La fotografia concettuale viene inizialmente concepita nella mente del fotografo e poi realizzata per comunicare tale visione. È un’opera che si colloca all’opposto del fotogiornalismo, in cui il fotografo cattura immagini reali, quel che avviene in un preciso momento. Si tratta di comunicare un concetto, di ottenere un risultato specifico nella mente di chi guarda. Usa spesso e volentieri simboli grafici o metafore visive per rappresentare idee, paradossi, stati d’animo. Tramite oggetti reali e concreti esprime concetti che possono non aver nulla a che fare con il loro senso quotidiano; rappresenta una parte per il tutto o esprime un concetto traslando il suo significato su qualcos’altro.
Che chi interpreta la fotografia concettuale come un movimento legato a un arco temporale preciso, tra gli Anni 60 e 70 del secolo scorso (ma parecchi studiosi concordano nel definire quale prima «foto concettuale» un’immagine di Marcel Duchamp, Piston de courant d’air, datata 1914!), durante il quale nel mondo artistico occidentale si manifesta una crisi dell’oggetto pittorico e scultoreo.
Sono parecchi gli artisti che iniziano allora a utilizzare media tecnologici quali la fotografia, il cinema o il video. Non è quindi un caso se alla Photographica FineArt Gallery di Lugano molte opere esposte portino il nome di artisti figurativi o scultori. Camere in prestito presenta infatti nomi quali Vincenzo Agnetti – antesignano con Piero Manzoni dell’arte concettuale tout court e non solo fotografica – Mario Schifano, personaggio imprescindibile nell’ambito della pop art azzurra (presente con un ritratto di Andy Warhol datato 1964); e ancora gli scultori Giuseppe Penone e Gilberto Zorio e l’artista multimediale (si è occupato anche di musica elettronica sperimentale) Maurizio Nannucci.
Non poteva certo mancare Franco Vaccari, forse il profeta maggiore della foto concettuale italiana, divenuto celebre nel 1972 quando partecipò alla Biennale di Venezia con Esposizioni in tempo reale. Nella sala a lui riservata comparivano una foto dell’artista e la scritta «La scia una traccia del tuo passaggio». Al termine della Biennale le pareti della sala erano completamente ricoperte da strisce di fotografie attaccate dai visitatori, formando un’opera cresciuta man mano sino a diventare – secondo lo stesso Vaccari – «un organismo sensibile a tutte le influenze dell’ambiente». Ma soprattutto l’artista non era più il produttore unico dell’opera posta di fronte a uno spettatore passivo, bensì colui che innesca un evento senza poterne prevedere i risultati.
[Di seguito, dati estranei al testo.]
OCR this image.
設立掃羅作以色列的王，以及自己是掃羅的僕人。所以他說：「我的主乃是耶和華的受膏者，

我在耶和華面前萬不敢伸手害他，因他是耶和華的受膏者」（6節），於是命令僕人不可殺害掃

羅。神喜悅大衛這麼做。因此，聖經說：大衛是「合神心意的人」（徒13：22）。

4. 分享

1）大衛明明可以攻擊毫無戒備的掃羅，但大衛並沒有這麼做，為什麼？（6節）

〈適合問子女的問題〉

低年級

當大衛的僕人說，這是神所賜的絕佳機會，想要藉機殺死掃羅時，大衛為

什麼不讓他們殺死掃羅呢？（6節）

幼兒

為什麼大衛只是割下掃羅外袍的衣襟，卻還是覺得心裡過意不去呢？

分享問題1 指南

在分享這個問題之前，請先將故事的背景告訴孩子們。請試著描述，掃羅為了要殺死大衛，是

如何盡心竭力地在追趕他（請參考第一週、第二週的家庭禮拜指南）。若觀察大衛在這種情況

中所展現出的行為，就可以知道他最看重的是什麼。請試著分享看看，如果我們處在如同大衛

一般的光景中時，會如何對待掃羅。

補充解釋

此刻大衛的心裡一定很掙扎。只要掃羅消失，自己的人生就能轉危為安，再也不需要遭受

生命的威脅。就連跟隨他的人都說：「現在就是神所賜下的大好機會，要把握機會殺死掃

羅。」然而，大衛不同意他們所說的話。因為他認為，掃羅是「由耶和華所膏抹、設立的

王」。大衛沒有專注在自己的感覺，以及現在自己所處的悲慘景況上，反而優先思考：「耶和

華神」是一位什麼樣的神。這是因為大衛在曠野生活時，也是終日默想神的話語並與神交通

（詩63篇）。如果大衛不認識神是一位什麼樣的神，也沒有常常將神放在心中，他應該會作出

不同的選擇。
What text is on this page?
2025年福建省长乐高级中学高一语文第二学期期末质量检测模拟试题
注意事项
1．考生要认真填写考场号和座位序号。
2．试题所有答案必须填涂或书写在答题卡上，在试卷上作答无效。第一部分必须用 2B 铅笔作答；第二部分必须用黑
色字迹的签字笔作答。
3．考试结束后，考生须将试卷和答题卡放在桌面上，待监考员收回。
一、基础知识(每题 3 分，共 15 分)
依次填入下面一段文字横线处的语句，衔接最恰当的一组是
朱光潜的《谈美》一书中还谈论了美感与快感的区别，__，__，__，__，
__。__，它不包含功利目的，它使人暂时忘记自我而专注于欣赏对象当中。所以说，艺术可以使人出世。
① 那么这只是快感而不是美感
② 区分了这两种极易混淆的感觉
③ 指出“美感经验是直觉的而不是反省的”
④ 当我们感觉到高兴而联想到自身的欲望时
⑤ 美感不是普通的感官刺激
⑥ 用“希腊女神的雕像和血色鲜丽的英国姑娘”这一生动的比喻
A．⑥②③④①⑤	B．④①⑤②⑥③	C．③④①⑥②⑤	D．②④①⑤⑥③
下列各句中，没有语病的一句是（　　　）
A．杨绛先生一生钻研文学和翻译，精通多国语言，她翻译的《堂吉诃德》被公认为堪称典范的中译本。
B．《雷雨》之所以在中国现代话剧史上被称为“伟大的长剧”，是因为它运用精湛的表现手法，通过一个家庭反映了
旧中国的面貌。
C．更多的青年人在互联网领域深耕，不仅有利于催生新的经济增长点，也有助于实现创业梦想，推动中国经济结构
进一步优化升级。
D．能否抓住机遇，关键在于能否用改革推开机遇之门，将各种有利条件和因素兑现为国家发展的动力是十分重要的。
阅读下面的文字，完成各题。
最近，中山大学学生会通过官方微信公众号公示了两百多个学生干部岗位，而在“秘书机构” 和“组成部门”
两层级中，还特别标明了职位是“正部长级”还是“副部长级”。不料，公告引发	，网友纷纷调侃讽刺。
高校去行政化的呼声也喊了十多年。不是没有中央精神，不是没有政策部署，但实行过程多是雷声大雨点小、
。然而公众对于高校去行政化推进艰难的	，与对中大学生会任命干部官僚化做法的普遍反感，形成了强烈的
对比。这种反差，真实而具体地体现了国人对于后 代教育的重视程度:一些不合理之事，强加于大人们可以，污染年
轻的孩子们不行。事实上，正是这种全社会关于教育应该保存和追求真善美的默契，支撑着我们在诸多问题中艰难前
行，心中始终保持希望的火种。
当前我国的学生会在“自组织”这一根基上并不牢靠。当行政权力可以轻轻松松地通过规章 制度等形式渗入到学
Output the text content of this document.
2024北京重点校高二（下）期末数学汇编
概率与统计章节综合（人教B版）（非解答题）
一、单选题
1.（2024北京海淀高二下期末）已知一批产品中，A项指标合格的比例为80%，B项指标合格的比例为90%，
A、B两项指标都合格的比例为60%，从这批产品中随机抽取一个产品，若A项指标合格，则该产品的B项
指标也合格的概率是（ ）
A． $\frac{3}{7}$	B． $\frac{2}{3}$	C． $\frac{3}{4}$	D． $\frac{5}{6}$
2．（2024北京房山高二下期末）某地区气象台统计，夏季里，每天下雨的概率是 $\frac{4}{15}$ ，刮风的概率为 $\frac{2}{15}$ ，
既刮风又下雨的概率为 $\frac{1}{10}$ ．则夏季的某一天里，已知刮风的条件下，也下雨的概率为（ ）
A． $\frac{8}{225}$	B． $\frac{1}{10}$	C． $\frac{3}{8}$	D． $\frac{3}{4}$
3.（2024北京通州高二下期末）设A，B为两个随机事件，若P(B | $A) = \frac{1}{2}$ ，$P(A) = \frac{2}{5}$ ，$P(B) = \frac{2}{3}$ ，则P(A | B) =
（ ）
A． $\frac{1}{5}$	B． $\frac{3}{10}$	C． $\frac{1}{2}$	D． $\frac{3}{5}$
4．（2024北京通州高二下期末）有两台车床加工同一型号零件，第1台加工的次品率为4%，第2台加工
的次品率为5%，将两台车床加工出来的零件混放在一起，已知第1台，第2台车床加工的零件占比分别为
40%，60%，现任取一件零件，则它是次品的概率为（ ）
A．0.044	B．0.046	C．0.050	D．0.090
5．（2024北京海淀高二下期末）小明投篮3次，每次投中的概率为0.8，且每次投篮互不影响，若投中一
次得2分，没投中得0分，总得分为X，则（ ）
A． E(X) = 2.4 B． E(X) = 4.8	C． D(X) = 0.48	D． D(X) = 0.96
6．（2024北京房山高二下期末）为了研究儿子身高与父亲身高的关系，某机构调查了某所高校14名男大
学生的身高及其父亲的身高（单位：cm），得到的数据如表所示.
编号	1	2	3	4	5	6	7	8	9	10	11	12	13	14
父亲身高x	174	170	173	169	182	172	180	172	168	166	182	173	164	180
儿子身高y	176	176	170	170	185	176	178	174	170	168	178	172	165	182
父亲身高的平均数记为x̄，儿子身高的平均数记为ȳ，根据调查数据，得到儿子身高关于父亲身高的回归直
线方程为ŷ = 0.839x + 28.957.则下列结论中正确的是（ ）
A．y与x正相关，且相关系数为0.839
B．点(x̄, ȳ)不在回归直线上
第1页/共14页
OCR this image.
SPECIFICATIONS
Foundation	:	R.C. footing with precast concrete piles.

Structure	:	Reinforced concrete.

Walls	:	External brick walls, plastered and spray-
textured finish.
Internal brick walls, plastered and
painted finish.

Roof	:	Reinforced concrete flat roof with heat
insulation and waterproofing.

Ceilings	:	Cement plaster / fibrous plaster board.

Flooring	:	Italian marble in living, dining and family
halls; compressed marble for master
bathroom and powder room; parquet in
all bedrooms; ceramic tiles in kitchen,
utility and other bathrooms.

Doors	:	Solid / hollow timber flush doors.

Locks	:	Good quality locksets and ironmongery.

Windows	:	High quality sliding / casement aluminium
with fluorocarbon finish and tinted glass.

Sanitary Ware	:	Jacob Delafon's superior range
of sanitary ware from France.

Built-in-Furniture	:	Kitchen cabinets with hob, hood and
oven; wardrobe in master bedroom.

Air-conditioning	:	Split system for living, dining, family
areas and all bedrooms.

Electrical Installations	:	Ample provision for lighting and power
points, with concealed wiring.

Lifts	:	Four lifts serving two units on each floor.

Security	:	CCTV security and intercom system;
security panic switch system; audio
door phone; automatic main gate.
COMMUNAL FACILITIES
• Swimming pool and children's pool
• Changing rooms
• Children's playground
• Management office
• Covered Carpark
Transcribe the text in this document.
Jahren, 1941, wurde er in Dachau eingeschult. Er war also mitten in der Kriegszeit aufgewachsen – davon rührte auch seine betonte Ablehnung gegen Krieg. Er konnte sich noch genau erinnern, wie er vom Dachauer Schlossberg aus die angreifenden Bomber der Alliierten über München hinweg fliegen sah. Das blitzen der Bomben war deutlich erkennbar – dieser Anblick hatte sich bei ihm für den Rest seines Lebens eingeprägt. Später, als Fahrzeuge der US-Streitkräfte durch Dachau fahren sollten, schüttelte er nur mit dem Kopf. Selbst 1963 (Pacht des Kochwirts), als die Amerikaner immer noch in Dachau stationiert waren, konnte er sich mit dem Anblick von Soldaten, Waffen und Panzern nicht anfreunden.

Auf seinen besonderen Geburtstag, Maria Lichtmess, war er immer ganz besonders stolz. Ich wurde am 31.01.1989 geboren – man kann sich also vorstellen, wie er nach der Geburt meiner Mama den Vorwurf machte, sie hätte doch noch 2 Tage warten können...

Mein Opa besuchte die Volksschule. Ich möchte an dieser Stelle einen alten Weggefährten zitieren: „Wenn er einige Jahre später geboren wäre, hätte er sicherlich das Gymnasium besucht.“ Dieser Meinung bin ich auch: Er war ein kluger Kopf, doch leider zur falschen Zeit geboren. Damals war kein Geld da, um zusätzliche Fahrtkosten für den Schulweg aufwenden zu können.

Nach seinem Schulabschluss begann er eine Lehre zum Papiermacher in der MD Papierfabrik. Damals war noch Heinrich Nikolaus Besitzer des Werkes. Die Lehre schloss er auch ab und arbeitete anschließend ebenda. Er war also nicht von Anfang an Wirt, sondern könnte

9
C’è indubbiamente una componente ludica nell’agire degli artisti concettuali. Bruno di Bello, ad esempio, rivisita il celebre Violon d’ingres di Man Ray sistemando orizzontalmente sulla schiena della modella nuda la chiave di violino che nell’originale era posta in verticale. Lo stesso Di Bello (Torre del Greco 1938) ci offre un collage su tela emulsionata quale originalissimo ritratto di Gloria Swanson, celebre diva del cinema muto. Il già citato Agnetti realizza invece le sue Photo-graffie strapazzando il negativo vuoi con segni in assoluta libertà, vuoi con forme geometriche precise.
Della spezzina Ketty La Rocca (prematuramente scomparsa a soli 37 anni nel 1976) possiamo ammirare un lavoro di «decostruzione» dell’immagine fotografica: partendo dal ritratto di due ragazze proveniente dagli sterminati archivi Alinari, ricostruisce la silhouette delle due giovani con una delle sue poesie visive, altra particolare forma artistica il cui lessico proviene dall’ambito della comunicazione di massa, dai quotidiani, dai rotocalchi, dalla pubblicità o dai fumetti, e che tenta di trasmettere il proprio messaggio tramite la fusione di immagini e parole miscelate in una sorta di collage che vada al di là delle parole ma anche dell’immagine intesa come forma d’arte.
Da segnalare infine l’importante presenza nell’esposizione di Paolo Gioli con tre «Polaroïd» e di Franco Vimercati con le sue Rose per Carla.